The Guild of Handicraft Trust holds two principal collections by local photographers, Jesse Taylor and Roland Dyer. We have them because they are a valuable historical record of the Campden area in the late nineteenth and twentieth centuries. But we can also see them as objects in their own right, as part of the debate posed at Court Barn. Where does photography stand in relation to art, craft, technology and design?
There are ways of making images which were traditionally thought less important than painting: drawing, watercolour-painting and print-making, such as etching and lithography. People called them the minor arts. F. L. Griggs created etchings, in which the image is bitten into a copper plate and then printed off under great pressure. Looking at his prints, it is hard to see why they should be thought minor, compared with paintings.
Round 1900 sculptors were seen as fine artists, like painters, working in a studio. But Arts and Crafts people were more interested in sculpture in the streets and on buildings and did not see a great difference between a sculptor and a carver who was essentially a craftsman. Alec Miller trained as a carver, executing other people's designs, but he also worked as a sculptor. He was both artist and craftsman.

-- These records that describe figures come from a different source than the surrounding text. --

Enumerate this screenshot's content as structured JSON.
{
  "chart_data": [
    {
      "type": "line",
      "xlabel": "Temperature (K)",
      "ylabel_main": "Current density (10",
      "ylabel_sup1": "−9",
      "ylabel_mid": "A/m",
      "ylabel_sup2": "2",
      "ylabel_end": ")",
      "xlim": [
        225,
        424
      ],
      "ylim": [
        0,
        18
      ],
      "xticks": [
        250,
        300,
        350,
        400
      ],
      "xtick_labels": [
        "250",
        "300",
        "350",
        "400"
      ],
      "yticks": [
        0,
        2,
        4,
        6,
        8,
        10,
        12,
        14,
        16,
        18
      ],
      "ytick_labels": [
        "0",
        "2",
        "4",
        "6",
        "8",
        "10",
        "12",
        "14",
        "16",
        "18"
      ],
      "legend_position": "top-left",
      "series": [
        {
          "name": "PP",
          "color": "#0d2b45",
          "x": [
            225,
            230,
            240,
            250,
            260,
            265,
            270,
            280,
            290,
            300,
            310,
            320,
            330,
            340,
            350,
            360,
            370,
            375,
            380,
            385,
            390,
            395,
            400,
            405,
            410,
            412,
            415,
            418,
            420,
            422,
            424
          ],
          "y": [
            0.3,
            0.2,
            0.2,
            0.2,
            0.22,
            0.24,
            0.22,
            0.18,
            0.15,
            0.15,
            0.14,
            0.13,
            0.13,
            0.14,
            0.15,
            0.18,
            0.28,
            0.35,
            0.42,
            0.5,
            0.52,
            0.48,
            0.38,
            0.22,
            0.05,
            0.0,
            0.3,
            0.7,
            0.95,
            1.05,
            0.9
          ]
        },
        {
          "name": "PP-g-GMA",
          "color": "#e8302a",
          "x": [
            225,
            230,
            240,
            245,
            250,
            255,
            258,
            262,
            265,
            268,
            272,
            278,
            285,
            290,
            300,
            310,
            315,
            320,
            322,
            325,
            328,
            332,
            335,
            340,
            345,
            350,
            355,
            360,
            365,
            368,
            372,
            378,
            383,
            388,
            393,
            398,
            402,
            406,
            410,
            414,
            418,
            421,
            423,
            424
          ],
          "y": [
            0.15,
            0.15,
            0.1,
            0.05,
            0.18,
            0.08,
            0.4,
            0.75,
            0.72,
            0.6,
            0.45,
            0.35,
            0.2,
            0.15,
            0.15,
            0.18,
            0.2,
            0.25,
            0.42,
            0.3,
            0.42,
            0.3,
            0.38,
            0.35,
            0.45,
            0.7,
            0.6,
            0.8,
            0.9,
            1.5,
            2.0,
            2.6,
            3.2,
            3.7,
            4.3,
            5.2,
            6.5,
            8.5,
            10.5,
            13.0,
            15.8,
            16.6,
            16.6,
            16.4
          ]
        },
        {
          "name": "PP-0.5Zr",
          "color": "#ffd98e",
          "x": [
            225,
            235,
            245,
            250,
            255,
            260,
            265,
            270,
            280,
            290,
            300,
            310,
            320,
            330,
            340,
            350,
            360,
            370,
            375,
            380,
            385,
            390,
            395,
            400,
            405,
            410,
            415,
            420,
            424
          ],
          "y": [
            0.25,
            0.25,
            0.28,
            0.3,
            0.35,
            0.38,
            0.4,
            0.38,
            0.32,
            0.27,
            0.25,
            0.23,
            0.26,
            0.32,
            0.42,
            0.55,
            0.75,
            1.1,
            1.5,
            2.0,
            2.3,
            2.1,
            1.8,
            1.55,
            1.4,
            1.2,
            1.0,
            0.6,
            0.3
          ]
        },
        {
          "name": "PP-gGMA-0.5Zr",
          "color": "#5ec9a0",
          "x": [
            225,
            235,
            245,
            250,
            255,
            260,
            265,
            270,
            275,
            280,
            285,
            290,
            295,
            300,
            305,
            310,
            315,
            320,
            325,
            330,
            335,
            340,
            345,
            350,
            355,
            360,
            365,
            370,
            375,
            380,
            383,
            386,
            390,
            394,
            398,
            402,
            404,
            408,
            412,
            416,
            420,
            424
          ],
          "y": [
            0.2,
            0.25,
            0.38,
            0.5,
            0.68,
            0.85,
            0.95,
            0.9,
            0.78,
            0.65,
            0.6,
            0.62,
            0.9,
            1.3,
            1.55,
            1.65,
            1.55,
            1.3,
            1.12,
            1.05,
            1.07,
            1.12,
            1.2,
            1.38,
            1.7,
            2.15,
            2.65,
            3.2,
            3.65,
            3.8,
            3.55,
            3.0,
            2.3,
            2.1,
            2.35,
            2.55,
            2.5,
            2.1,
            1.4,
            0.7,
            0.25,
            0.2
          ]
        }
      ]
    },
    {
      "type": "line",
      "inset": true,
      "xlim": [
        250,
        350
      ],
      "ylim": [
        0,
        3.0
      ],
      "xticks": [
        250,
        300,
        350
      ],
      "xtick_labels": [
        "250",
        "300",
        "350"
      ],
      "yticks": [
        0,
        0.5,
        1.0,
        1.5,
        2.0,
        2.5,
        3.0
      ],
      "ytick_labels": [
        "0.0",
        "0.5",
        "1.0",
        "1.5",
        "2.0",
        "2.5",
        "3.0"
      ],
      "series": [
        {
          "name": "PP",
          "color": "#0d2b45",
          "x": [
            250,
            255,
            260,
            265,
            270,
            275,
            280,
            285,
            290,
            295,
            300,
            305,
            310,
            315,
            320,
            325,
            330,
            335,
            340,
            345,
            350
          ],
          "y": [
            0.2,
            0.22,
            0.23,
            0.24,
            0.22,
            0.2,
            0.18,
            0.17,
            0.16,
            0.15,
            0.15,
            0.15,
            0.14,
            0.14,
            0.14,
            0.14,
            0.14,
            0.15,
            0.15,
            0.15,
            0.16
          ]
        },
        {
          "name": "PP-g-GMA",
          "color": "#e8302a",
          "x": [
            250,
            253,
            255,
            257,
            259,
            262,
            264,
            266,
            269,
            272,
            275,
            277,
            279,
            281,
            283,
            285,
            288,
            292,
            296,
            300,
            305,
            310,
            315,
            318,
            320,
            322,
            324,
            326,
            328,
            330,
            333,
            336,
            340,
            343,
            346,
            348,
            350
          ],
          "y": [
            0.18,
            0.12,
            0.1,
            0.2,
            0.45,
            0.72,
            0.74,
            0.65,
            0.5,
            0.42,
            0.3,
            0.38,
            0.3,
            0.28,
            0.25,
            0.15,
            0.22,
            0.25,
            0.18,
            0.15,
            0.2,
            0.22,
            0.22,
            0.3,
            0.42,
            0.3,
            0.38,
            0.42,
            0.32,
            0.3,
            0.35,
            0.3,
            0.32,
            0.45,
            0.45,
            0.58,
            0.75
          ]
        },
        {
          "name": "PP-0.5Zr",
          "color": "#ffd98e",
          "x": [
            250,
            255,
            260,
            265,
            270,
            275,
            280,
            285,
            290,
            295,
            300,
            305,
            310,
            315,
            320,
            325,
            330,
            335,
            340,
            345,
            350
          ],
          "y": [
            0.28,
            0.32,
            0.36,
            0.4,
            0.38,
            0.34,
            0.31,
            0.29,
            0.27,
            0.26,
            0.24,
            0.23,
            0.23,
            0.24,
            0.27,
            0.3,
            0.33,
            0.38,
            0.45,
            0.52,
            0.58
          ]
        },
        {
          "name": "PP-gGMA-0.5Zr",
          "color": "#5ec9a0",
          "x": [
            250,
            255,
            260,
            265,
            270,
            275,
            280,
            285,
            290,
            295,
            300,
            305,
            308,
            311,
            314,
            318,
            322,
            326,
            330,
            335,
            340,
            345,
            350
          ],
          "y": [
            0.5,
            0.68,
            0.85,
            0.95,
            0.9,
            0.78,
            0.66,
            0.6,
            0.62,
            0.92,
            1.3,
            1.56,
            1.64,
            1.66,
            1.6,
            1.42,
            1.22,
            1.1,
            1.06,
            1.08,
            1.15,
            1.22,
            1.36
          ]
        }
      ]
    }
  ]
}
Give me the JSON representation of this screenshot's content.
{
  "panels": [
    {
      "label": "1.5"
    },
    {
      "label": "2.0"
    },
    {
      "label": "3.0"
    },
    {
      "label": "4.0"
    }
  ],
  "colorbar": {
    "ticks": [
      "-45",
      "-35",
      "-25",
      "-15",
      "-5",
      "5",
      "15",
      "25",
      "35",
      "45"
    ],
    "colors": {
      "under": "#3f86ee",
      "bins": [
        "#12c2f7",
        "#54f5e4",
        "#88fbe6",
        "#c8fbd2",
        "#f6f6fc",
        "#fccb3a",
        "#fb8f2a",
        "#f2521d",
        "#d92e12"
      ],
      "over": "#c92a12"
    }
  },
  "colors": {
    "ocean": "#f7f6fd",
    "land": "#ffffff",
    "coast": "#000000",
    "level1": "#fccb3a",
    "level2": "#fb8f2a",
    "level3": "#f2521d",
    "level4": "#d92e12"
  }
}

Stained-glass work consists of making panels of translucent glass, usually for windows. The medieval style of window, made up of many small pieces of coloured glass, was revived in the nineteenth century and carried through into the twentieth. The Arts and Crafts philosophy in stained glass was that the designer should also be a capable maker. Paul Woodroffe's windows were normally made in a workshop in his garden.
Like ceramics, the textile trades were heavily industrialised in the nineteenth century. And like ceramics, the 'craft' response in textiles did not come with the Arts and Crafts movement around 1900 but in the 1920s, with the revival of hand-weaving. The leading figure in that revival was Ethel Mairet, who first started weaving when she was living in Broad Campden, near Chipping Campden, between 1907 and 1910.